There has been a lot of talk lately about "the Pandemic Wall." What is this wall? No, it's not another Facebook page where people post pandemic memes. It basically means BURN OUT.

Burn out occurs when a person has been under a heavy stress load for an extended time. I'm sure we've all been there. I remember when my first daughter went through a growth spurt at about 6 months, and needed to breastfeed every hour or two around the clock. After about a week of this, my mind disintegrated and leaked out through my ears. I'm not sure I ever got it back...

But I digress.

"Hitting the Pandemic Wall" is an expression for the level of burn out many of us are currently feeling. You might be a parent or grandparent dealing with children who have been schooled remotely for almost a year. Many people have lost their jobs, made major career changes, lost their businesses, had to move, or otherwise have experienced huge upheaval in the past year. Weddings were cancelled or postponed. Loved ones have died and funerals were either virtual or non-existent. I could go on and on. 

And on top of all this change, we have an underlying layer of fear. 

How do we cope with this ongoing situation when we are just SO DONE? I have a few suggestions.

1) Consider a media fast. The television news cranks up the panic so that more viewers will tune in. Notice how you feel when you're watching. The constant message is FEAR! Try getting your news from a different source. Or try taking a break. 

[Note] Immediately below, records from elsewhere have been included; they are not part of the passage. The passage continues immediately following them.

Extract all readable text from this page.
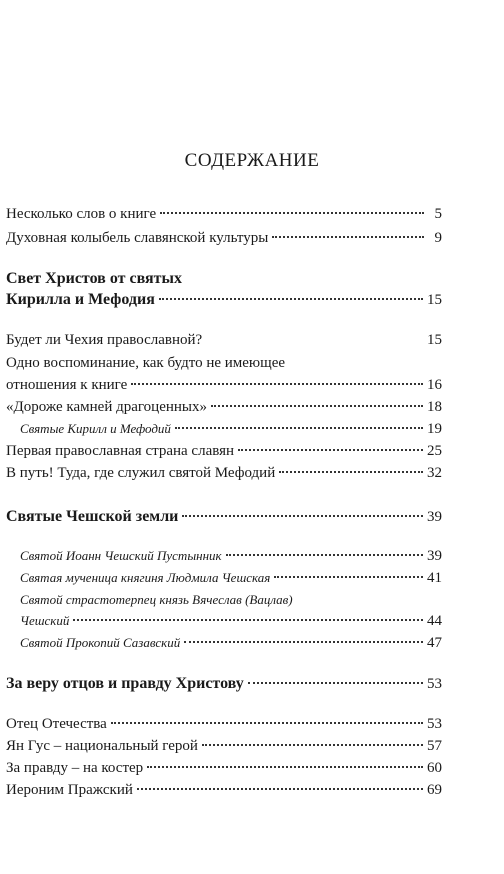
СОДЕРЖАНИЕ
Несколько слов о книге	5
Духовная колыбель славянской культуры	9
Свет Христов от святых
Кирилла и Мефодия	15
Будет ли Чехия православной?	15
Одно воспоминание, как будто не имеющее
отношения к книге	16
«Дороже камней драгоценных»	18
Святые Кирилл и Мефодий	19
Первая православная страна славян	25
В путь! Туда, где служил святой Мефодий	32
Святые Чешской земли	39
Святой Иоанн Чешский Пустынник	39
Святая мученица княгиня Людмила Чешская	41
Святой страстотерпец князь Вячеслав (Вацлав)
Чешский	44
Святой Прокопий Сазавский	47
За веру отцов и правду Христову	53
Отец Отечества	53
Ян Гус – национальный герой	57
За правду – на костер	60
Иероним Пражский	69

2) Get your sweat on! Stress hormones like adrenaline send the message through your nervous system telling your body to flee or fight. When you do a workout, you use up those hormones. Go for a run, swim laps, dance to some music, do the workout of your choice, but get your body moving fast enough to break a sweat and breathe hard. You will feel so much better afterward.

3) Escape into your imagination. This might mean reading a fantastic novel or watching a great movie. Maybe use your imagination to create something new. You might try painting, drawing, writing poetry, or creating cake sculptures. While you distract your mind, you could discover some hidden talent. Either way, you will give yourself a break from the ongoing stress.

4) Take a chill pill. Not a literal pill, but a calming practice like yoga, qigong, t'ai chi, or meditation. Slowing down and breathing deeply will send a message to your nervous system that everything is okay. Instead of ramping up the stress hormones, you will give those adrenal glands a break.

5) Connect with others. There is something very healing about remembering we are all in this together. You are not alone. Call a friend or family member, set up a Zoom meeting, or get together in person when and where you can. Give support and receive support. 

And when all of the above is not enough, seek professional help. Don't let bad feelings fester. Find a therapist or call a helpline. Reach out!